Mientras escuchaba ese duro corolario pensé que se refería a Sánchez. Pero no. Todas las atribuciones que él personificaba en Trump podrían habérsele aplicado a Sánchez. Por ejemplo, el desprecio a la democracia liberal, priorizar el choque y el enfrentamiento, o buscar la destrucción del rival. Y lo de ser mentiroso y ególatra es de cajón. Hasta la xenofobia, si recordamos aquel episodio en que Sánchez se limpiaba con un pañuelo tras dar la mano a un ciudadano negro. Pero era Trump. Un caso perdido sin mezcla de bien alguno. Una amplísima mayoría de ciudadanos estadounidenses no compartieron esas opiniones.
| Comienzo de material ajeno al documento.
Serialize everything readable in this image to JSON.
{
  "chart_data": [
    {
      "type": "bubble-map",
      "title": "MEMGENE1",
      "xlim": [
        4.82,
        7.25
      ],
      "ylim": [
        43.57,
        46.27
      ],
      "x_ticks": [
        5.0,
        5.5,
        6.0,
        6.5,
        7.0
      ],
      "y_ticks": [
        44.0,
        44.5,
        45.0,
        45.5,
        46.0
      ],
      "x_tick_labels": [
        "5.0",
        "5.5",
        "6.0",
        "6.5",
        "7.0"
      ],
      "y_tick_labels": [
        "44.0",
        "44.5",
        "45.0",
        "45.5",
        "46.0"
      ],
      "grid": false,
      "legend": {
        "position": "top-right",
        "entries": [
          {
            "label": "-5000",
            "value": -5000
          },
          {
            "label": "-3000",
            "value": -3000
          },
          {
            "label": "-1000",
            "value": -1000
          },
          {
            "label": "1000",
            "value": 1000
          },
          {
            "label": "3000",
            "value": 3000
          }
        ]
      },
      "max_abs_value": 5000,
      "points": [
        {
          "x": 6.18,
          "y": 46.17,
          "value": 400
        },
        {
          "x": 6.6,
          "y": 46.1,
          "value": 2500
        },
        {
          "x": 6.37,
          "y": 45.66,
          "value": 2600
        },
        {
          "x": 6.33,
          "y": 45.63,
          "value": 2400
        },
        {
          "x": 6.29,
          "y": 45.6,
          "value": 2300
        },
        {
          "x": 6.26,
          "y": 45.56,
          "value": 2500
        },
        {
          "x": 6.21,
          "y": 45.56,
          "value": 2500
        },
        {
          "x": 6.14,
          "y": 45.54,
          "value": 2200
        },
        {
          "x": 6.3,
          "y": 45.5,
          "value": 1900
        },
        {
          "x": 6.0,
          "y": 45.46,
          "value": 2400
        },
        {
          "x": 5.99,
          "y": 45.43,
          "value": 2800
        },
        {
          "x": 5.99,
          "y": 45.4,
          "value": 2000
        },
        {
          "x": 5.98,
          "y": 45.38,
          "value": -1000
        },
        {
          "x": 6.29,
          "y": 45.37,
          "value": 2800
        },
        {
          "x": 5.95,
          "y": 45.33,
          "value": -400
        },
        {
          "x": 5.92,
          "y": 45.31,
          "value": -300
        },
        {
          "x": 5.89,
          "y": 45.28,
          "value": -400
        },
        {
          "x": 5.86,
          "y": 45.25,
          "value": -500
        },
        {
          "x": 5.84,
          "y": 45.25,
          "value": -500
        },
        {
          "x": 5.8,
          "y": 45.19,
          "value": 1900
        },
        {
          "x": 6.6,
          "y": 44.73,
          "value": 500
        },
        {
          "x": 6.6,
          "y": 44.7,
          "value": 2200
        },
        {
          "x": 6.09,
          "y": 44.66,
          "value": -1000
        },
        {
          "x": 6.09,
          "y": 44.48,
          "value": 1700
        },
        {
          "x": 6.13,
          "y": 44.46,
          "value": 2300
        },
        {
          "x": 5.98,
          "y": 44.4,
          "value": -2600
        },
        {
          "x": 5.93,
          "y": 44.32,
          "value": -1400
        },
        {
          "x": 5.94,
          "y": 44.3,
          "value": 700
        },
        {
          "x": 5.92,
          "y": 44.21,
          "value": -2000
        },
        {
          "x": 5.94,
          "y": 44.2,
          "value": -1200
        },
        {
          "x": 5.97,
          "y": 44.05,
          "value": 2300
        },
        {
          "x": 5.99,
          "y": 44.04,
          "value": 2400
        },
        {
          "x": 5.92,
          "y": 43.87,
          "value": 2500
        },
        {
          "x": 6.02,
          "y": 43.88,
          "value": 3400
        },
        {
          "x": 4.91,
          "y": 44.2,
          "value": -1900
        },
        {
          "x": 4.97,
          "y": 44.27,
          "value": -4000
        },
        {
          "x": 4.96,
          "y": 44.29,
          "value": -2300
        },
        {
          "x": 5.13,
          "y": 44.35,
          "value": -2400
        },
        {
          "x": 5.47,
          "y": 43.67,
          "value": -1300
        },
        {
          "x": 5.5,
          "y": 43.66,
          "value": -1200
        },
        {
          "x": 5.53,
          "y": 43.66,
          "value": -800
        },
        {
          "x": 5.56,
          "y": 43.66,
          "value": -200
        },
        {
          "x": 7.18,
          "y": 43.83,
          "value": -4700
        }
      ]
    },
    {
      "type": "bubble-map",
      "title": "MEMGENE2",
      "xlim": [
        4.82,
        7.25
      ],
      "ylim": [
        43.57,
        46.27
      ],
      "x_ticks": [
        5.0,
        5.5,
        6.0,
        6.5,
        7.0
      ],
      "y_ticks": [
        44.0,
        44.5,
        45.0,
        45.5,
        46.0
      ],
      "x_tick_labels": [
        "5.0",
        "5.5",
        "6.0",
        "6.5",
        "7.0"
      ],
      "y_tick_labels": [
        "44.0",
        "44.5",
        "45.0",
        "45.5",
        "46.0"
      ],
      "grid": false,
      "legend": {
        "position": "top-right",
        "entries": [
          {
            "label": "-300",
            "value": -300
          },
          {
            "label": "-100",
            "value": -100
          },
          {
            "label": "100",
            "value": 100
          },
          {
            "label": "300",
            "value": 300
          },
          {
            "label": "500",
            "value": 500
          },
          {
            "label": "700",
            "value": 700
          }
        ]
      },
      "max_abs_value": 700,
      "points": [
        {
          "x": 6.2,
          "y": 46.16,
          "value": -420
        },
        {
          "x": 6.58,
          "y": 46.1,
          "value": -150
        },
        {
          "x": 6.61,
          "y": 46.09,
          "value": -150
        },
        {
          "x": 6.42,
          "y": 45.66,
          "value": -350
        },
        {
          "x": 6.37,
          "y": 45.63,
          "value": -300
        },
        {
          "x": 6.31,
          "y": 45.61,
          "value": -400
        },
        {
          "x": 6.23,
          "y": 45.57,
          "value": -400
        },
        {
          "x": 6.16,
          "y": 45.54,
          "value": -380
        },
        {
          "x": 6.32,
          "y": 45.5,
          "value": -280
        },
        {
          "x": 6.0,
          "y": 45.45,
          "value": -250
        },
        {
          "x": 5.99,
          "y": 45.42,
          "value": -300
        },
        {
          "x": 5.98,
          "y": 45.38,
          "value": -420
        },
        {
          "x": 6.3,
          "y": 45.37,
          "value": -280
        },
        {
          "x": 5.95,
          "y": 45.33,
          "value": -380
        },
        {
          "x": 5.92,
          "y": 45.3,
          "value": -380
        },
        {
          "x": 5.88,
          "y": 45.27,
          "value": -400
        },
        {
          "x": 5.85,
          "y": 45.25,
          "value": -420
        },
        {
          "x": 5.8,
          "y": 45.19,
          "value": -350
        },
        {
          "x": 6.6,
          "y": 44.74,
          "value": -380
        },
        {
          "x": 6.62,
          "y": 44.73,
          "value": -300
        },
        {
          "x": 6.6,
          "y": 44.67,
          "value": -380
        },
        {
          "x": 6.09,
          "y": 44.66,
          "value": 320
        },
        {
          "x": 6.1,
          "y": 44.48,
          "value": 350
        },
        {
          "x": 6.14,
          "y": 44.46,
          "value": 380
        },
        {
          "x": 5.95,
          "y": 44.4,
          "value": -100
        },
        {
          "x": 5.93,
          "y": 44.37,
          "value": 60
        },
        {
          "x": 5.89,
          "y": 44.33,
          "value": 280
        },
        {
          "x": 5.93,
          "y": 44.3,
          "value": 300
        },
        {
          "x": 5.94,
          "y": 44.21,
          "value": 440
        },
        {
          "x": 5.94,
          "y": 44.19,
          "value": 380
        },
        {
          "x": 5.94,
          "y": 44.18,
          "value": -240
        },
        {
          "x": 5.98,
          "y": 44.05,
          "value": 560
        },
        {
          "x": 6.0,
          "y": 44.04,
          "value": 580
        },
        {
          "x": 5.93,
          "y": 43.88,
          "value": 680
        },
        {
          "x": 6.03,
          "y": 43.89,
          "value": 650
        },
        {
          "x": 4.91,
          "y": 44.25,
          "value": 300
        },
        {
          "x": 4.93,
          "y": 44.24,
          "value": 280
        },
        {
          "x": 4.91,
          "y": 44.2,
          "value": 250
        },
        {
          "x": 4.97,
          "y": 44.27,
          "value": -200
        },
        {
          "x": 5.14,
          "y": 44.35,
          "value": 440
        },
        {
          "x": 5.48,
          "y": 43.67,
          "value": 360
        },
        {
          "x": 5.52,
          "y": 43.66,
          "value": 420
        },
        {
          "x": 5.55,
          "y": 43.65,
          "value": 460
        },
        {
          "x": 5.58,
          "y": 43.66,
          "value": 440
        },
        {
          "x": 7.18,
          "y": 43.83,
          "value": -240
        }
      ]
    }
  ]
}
El primer paso para defender «los fundamentos de la democracia liberal» es creer en la voluntad del pueblo expresada en las urnas y no pensar que los votantes fueron listos y ahora son memos. Tampoco Sánchez cree en la fuerza del voto. El primer presidente de Gobierno que lo es perdiendo las elecciones a cambio de vender España a trocitos a sus enemigos, lesionando gravemente la igualdad entre los españoles y despreciando, de hecho, la Constitución.
El otro tema que ocupa mis desvelos, de calado cercano y motivo de enorme dolor, es la catástrofe natural en cuatro comunidades autónomas, con singular furia en Valencia. Curioso que la Policía de Marlaska, incapaz de detener a Puigdemont en su tan anunciada visita a Barcelona, detuviera de inmediato a quienes apalearon un vehículo de la escolta de Sánchez, no el suyo, cuando huyó sin recibir impacto alguno del célebre palo. Era falso. Y de violentos de extrema derecha, nada; ciudadanos cabreados. Los Reyes afrontaron con valentía la difícil situación, mientras Sánchez desaparecía demudado. Descubrir su semblante y su nerviosismo cuando caminaba malamente hacia su vehículo era la estampa del miedo. Necesitaría una ducha.
De estas jornadas en la sufriente Valencia me quedo, además de con el dolor, con unas cuantas palabras vergonzosas, nacidas de esa «máquina del fango» que el sanchismo robó a Umberto Eco: 1. Sánchez: «Si necesitan algo, que lo pidan». ¿Y el Gobierno sentadito a esperar? 2. Margarita Robles, inútil ministra de Defensa: «No podemos querer que el Ejército haga todo». Al terremoto de Marruecos envió al Ejército. ¿Pudo hacerlo todo? 3. Ana Redondo, ignota ministra de Igualdad, en un manuscrito para la reunión de su equipo: «Este es nuestro momento». ¿Réditos políticos del sufrimiento y la tragedia? Y 4. Aina Vidal, portavoz adjunta de Sumar en el Congreso: «Los diputados no estamos para achicar agua». En su biografía no figura formación ni profesión alguna. ¿No sabe ni achicar agua tras haber vivido siempre del dinero público? Y ¿Qué sabe? Aunque resulte increíble por su ignorancia, hace leyes.